I mention this, now almost ten years later, because of a just-happened, tragic New Denver canoeing mishap.

Friday, May 9

The mystery of the Bell network interface

Yesterday, Catherine discovered a "record of work completed" stuck behind the front screen-door of her father's recently-sold house. It suggested that a Bell technician had come that day and "completed all work" at no charge. The name given for the address was D. Bonnell and the telephone/order# was 248-4913. The back of the form suggested that a network interface device had been installed and, sure enough, Catherine noticed that such a thing was indeed at the side of the house.

Alas, we do not know this person that initiated the installation. We checked with the realtor to make sure that it had nothing to do with the purchaser of the house who will not take possession until the end of the month. Unfortunately this came on the heels of another incident where an unknown-to-us "Don Criss" was trying to use the house as a drop-off for a package delivery, so we were somewhat paranoid about fraudulent activity involving an obviously empty, just-sold residence.

So my son called Bell to have the device removed. As it was still there today, Catherine became very upset. She phoned Bell to inquire about the removal.

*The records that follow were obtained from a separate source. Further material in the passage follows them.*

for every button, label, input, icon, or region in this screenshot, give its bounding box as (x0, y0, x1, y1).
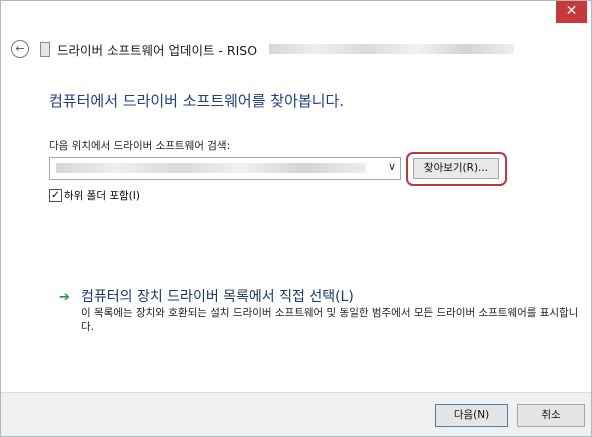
window-title: 드라이버 소프트웨어 업데이트 - RISO (57, 42, 258, 58)
checkmark-icon: ✓ (51, 190, 60, 201)
page-heading: 컴퓨터에서 드라이버 소프트웨어를 찾아봅니다. (49, 92, 345, 110)
search-location-combobox[interactable]: ∨ (49, 157, 401, 180)
include-subfolders-checkbox-row[interactable]: ✓ 하위 폴더 포함(I) (49, 188, 140, 203)
include-subfolders-label: 하위 폴더 포함(I) (64, 190, 140, 202)
back-button[interactable]: ← (11, 40, 29, 58)
close-button[interactable]: ✕ (556, 1, 587, 23)
close-icon: ✕ (565, 3, 578, 19)
redacted-device-name (269, 44, 515, 54)
green-arrow-icon: ➔ (59, 290, 70, 305)
footer-bar: 다음(N) 취소 (1, 392, 591, 436)
header-bar: ← 드라이버 소프트웨어 업데이트 - RISO (11, 38, 515, 60)
include-subfolders-checkbox[interactable]: ✓ (49, 189, 62, 202)
search-location-label: 다음 위치에서 드라이버 소프트웨어 검색: (49, 140, 231, 152)
redacted-path-value (56, 163, 366, 173)
driver-icon (40, 41, 50, 57)
cancel-button[interactable]: 취소 (517, 404, 585, 427)
back-arrow-icon: ← (15, 42, 25, 55)
pick-from-list-description: 이 목록에는 장치와 호환되는 설치 드라이버 소프트웨어 및 동일한 범주에서… (81, 307, 579, 333)
next-button[interactable]: 다음(N) (435, 404, 508, 427)
chevron-down-icon[interactable]: ∨ (388, 160, 396, 173)
pick-from-list-link[interactable]: 컴퓨터의 장치 드라이버 목록에서 직접 선택(L) (81, 286, 354, 306)
driver-update-window: ✕ ← 드라이버 소프트웨어 업데이트 - RISO 컴퓨터에서 드라이버 소프… (0, 0, 592, 437)
browse-button[interactable]: 찾아보기(R)... (413, 158, 499, 179)
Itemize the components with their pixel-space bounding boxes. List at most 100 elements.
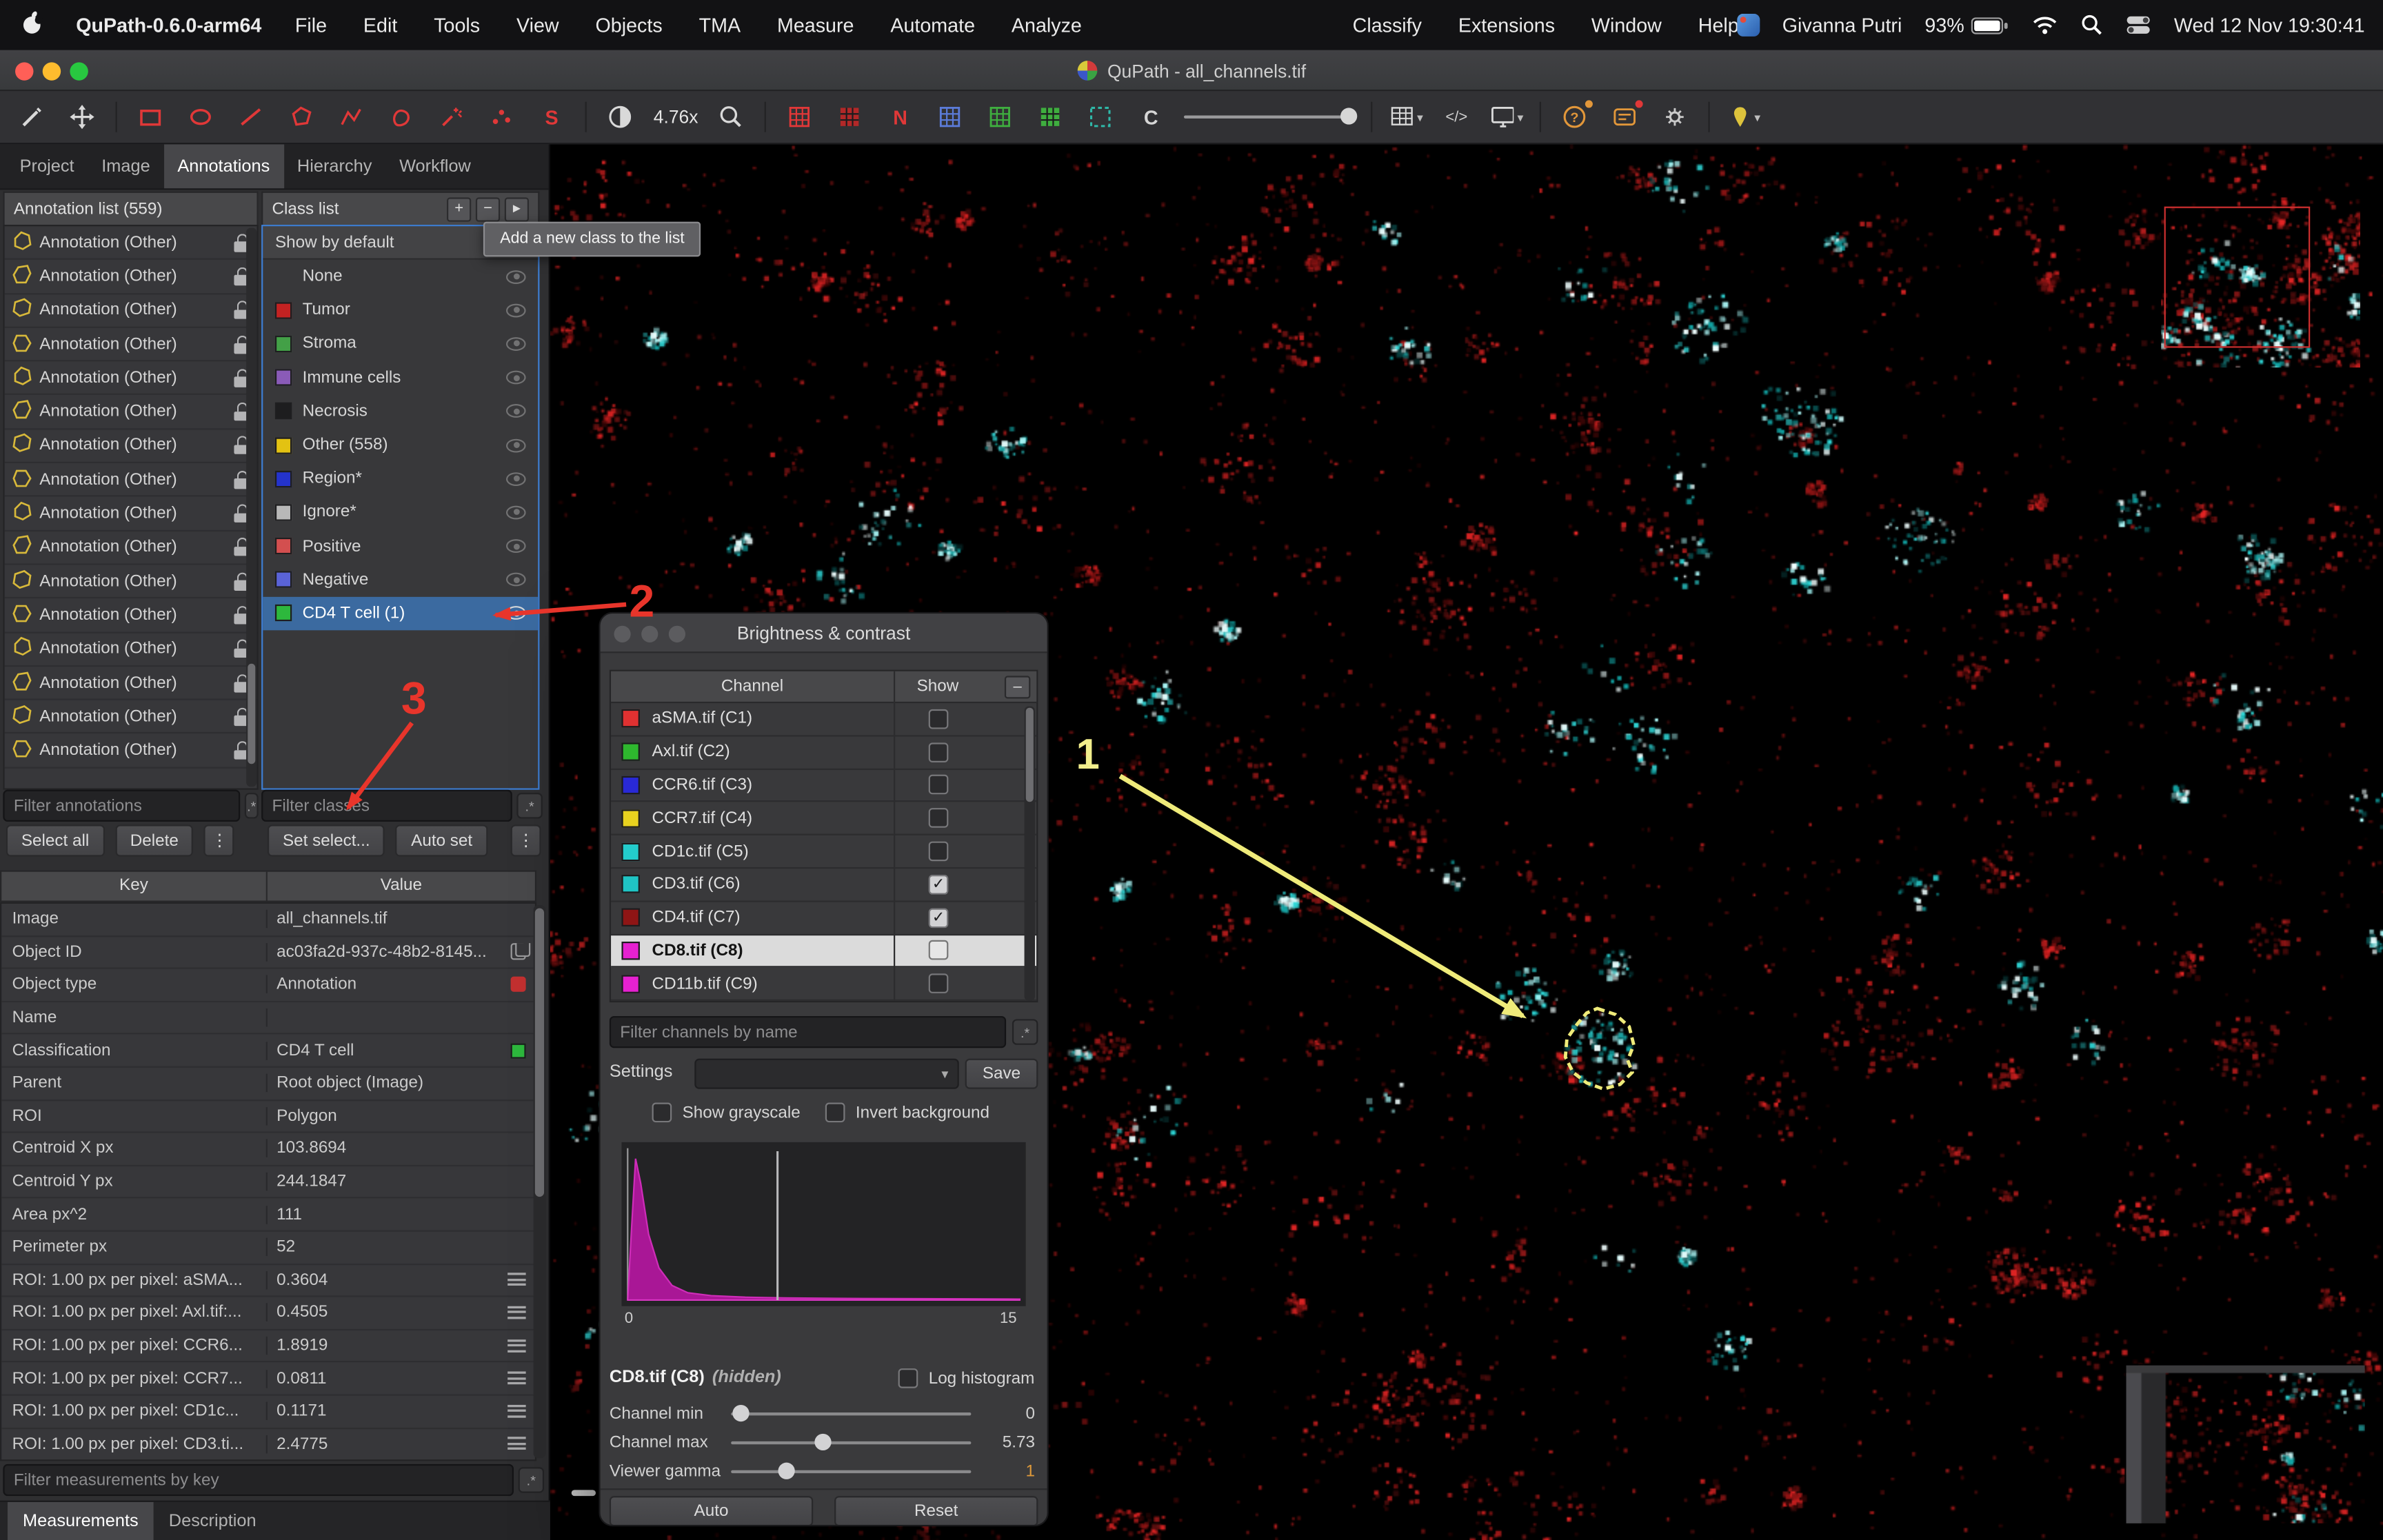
delete-button[interactable]: Delete: [115, 824, 194, 856]
measurements-scrollbar[interactable]: [534, 905, 546, 1458]
class-item-stroma[interactable]: Stroma: [263, 327, 538, 361]
annotation-list-item[interactable]: Annotation (Other): [5, 734, 257, 768]
annotation-list-item[interactable]: Annotation (Other): [5, 599, 257, 633]
menu-edit[interactable]: Edit: [363, 14, 397, 37]
annotation-filter-regex-toggle[interactable]: .*: [245, 793, 259, 818]
menu-extensions[interactable]: Extensions: [1458, 14, 1555, 37]
script-editor-icon[interactable]: </>: [1440, 99, 1473, 135]
measurements-table[interactable]: Imageall_channels.tifObject IDac03fa2d-9…: [0, 902, 536, 1461]
annotation-list-item[interactable]: Annotation (Other): [5, 294, 257, 328]
remove-class-button[interactable]: −: [476, 196, 500, 221]
control-center-icon[interactable]: [2127, 15, 2151, 35]
class-filter-input[interactable]: [261, 790, 512, 822]
class-more-button[interactable]: ▸: [505, 196, 529, 221]
pan-tool-icon[interactable]: [15, 99, 48, 135]
class-item-none[interactable]: None: [263, 260, 538, 294]
channel-visibility-checkbox[interactable]: [929, 776, 949, 796]
measurement-list-icon[interactable]: [507, 1338, 525, 1353]
show-tma-grid-icon[interactable]: [934, 99, 967, 135]
annotation-list[interactable]: Annotation (Other)Annotation (Other)Anno…: [3, 225, 258, 790]
measurement-tables-icon[interactable]: ▾: [1389, 99, 1422, 135]
show-grayscale-checkbox[interactable]: [652, 1103, 672, 1123]
apple-menu-icon[interactable]: [21, 10, 43, 39]
channel-row-cd11b-tif-c9[interactable]: CD11b.tif (C9): [611, 968, 1036, 1001]
class-item-cd4-t-cell-1[interactable]: CD4 T cell (1): [263, 597, 538, 631]
annotation-list-item[interactable]: Annotation (Other): [5, 260, 257, 294]
tab-description[interactable]: Description: [154, 1502, 272, 1540]
wifi-icon[interactable]: [2033, 15, 2058, 35]
menu-measure[interactable]: Measure: [777, 14, 854, 37]
measurement-filter-input[interactable]: [3, 1464, 514, 1496]
set-selected-button[interactable]: Set select...: [268, 824, 385, 856]
tab-measurements[interactable]: Measurements: [8, 1502, 154, 1540]
channel-visibility-checkbox[interactable]: ✓: [929, 908, 949, 928]
slider-track[interactable]: [731, 1441, 971, 1443]
annotation-list-item[interactable]: Annotation (Other): [5, 531, 257, 565]
slider-thumb[interactable]: [814, 1434, 831, 1450]
class-item-necrosis[interactable]: Necrosis: [263, 394, 538, 428]
channel-row-ccr6-tif-c3[interactable]: CCR6.tif (C3): [611, 769, 1036, 802]
menu-classify[interactable]: Classify: [1353, 14, 1422, 37]
opacity-slider-thumb[interactable]: [1341, 108, 1358, 124]
tab-project[interactable]: Project: [6, 144, 88, 188]
brush-tool-icon[interactable]: [385, 99, 418, 135]
wand-tool-icon[interactable]: [434, 99, 467, 135]
channel-visibility-checkbox[interactable]: ✓: [929, 875, 949, 895]
annotation-list-item[interactable]: Annotation (Other): [5, 362, 257, 396]
class-item-other-558[interactable]: Other (558): [263, 428, 538, 462]
battery-indicator[interactable]: 93%: [1924, 14, 2009, 37]
menu-tma[interactable]: TMA: [699, 14, 741, 37]
move-tool-icon[interactable]: [66, 99, 99, 135]
viewer-handle[interactable]: [572, 1490, 596, 1496]
channel-visibility-checkbox[interactable]: [929, 941, 949, 961]
log-histogram-checkbox[interactable]: [898, 1368, 918, 1388]
select-all-button[interactable]: Select all: [6, 824, 104, 856]
points-tool-icon[interactable]: [485, 99, 518, 135]
annotation-more-button[interactable]: ⋮: [204, 824, 234, 856]
overview-thumbnail[interactable]: [2161, 197, 2360, 367]
log-viewer-icon[interactable]: [1609, 99, 1642, 135]
annotation-list-item[interactable]: Annotation (Other): [5, 633, 257, 667]
annotation-filter-input[interactable]: [3, 790, 240, 822]
menu-view[interactable]: View: [516, 14, 559, 37]
line-tool-icon[interactable]: [234, 99, 267, 135]
selection-mode-icon[interactable]: S: [535, 99, 568, 135]
auto-set-button[interactable]: Auto set: [396, 824, 487, 856]
preferences-gear-icon[interactable]: [1658, 99, 1691, 135]
show-detections-icon[interactable]: [984, 99, 1017, 135]
channel-row-ccr7-tif-c4[interactable]: CCR7.tif (C4): [611, 802, 1036, 835]
annotation-list-item[interactable]: Annotation (Other): [5, 396, 257, 429]
auto-button[interactable]: Auto: [610, 1496, 813, 1526]
add-class-button[interactable]: +: [447, 196, 471, 221]
menu-user-name[interactable]: Givanna Putri: [1782, 14, 1902, 37]
tab-image[interactable]: Image: [88, 144, 163, 188]
selection-region-icon[interactable]: [1084, 99, 1117, 135]
spotlight-search-icon[interactable]: [2081, 14, 2104, 37]
annotation-list-item[interactable]: Annotation (Other): [5, 667, 257, 700]
channel-row-axl-tif-c2[interactable]: Axl.tif (C2): [611, 736, 1036, 769]
menu-clock[interactable]: Wed 12 Nov 19:30:41: [2174, 14, 2365, 37]
channel-visibility-checkbox[interactable]: [929, 742, 949, 762]
class-item-region[interactable]: Region*: [263, 462, 538, 496]
channel-row-cd1c-tif-c5[interactable]: CD1c.tif (C5): [611, 835, 1036, 869]
annotation-list-item[interactable]: Annotation (Other): [5, 497, 257, 531]
copy-id-icon[interactable]: [511, 944, 526, 960]
slider-thumb[interactable]: [778, 1463, 795, 1479]
rectangle-tool-icon[interactable]: [134, 99, 167, 135]
menu-extra-icon[interactable]: [1737, 14, 1760, 37]
channel-visibility-checkbox[interactable]: [929, 809, 949, 829]
slider-track[interactable]: [731, 1412, 971, 1415]
slider-thumb[interactable]: [733, 1405, 750, 1421]
measurement-list-icon[interactable]: [507, 1305, 525, 1320]
show-options-button[interactable]: –: [1005, 676, 1030, 698]
show-names-icon[interactable]: N: [883, 99, 916, 135]
channel-list-scrollbar[interactable]: [1025, 706, 1035, 1000]
channel-row-cd8-tif-c8[interactable]: CD8.tif (C8): [611, 935, 1036, 968]
class-item-ignore[interactable]: Ignore*: [263, 496, 538, 529]
class-item-negative[interactable]: Negative: [263, 563, 538, 597]
menu-objects[interactable]: Objects: [596, 14, 663, 37]
invert-background-checkbox[interactable]: [825, 1103, 845, 1123]
menu-app-name[interactable]: QuPath-0.6.0-arm64: [76, 14, 261, 37]
zoom-level-label[interactable]: 4.76x: [654, 106, 698, 128]
multiview-icon[interactable]: ▾: [1490, 99, 1523, 135]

Not only did they have no record of someone having requested the removal of the device the previous day, it took her about forty minutes to have a new request on record. She was told that the person claiming her father's residence for the installation was a "Donna" Bonnell. Catherine pointed out that the phone number leads also (using a different reverse-411 service) to a W. Abouelkheir but of course that may have been a previous owner of that particular number.

Update: One day later a Bell technician removed it. There's obviously some element of fraud here since Ms. Bonnell's address was never what it claimed to be!

Monday, May 5

Simple arithmetic

I rarely go for a walk without my camera. Once, someone stopped me to ask if I was a photographer. "No," I said, "I just like to take pictures." It's a little like that with numbers. I like to play with them but that doesn't make me a mathematician.

Some time ago, Peter Luschny asked me to help him with the English in a mathematical treatise he is writing. I agreed. More recently he wanted me to calculate additional terms of a sequence therein and (after he explained the program he had written for it) I managed to do that. There had been an obvious and not unexpected size-bias in that sequence's terms at even indices versus the terms at odd indices. In particular, Peter noted that the terms at positions 2, 6, 10, 14, etc. were zero. In what was for me an unusual stance, I decided to see if I could prove it.

Consider a list of n -1s and n +1s: {-1, -1, -1, ..., +1, +1, +1}, 2n terms. What Peter's program does is accumulate those terms, then accumulate again the terms just derived, and — for all possible permutations of our list — count how often the final number in that second accumulation is zero. I better explain what I mean by accumulate. In Mathematica, Accumulate[{a, b, c, d}] yields {a, a+b, a+b+c, a+b+c+d}. We don't actually need to know what the exact permutation of our 2n terms is, only that they are all odd:

{odd, odd, odd, odd, odd, odd, odd, odd, ..., odd, odd}.

The first accumulation yields:

{odd, even, odd, even, odd, even, odd, even, ..., odd, even} (2n terms)

because of course an odd plus an odd is an even and an even plus an odd is an odd. The second accumulation (knowing that an even plus an even is another even) yields:

{odd, odd, even, even, odd, odd, even, even, ..., even, even} for 2n divisible by 4, or
{odd, odd, even, even, odd, odd, even, even, ..., odd, odd} for 2n not divisible by 4.

The important thing here is that in the latter case the final term is odd, thus never zero. Since we are counting zeros, the total number for 2n = {2, 6, 10, 14, ...} will always be zero. The count in the other case, 2n = {0, 4, 8, 12, ...}, appears to be A063074.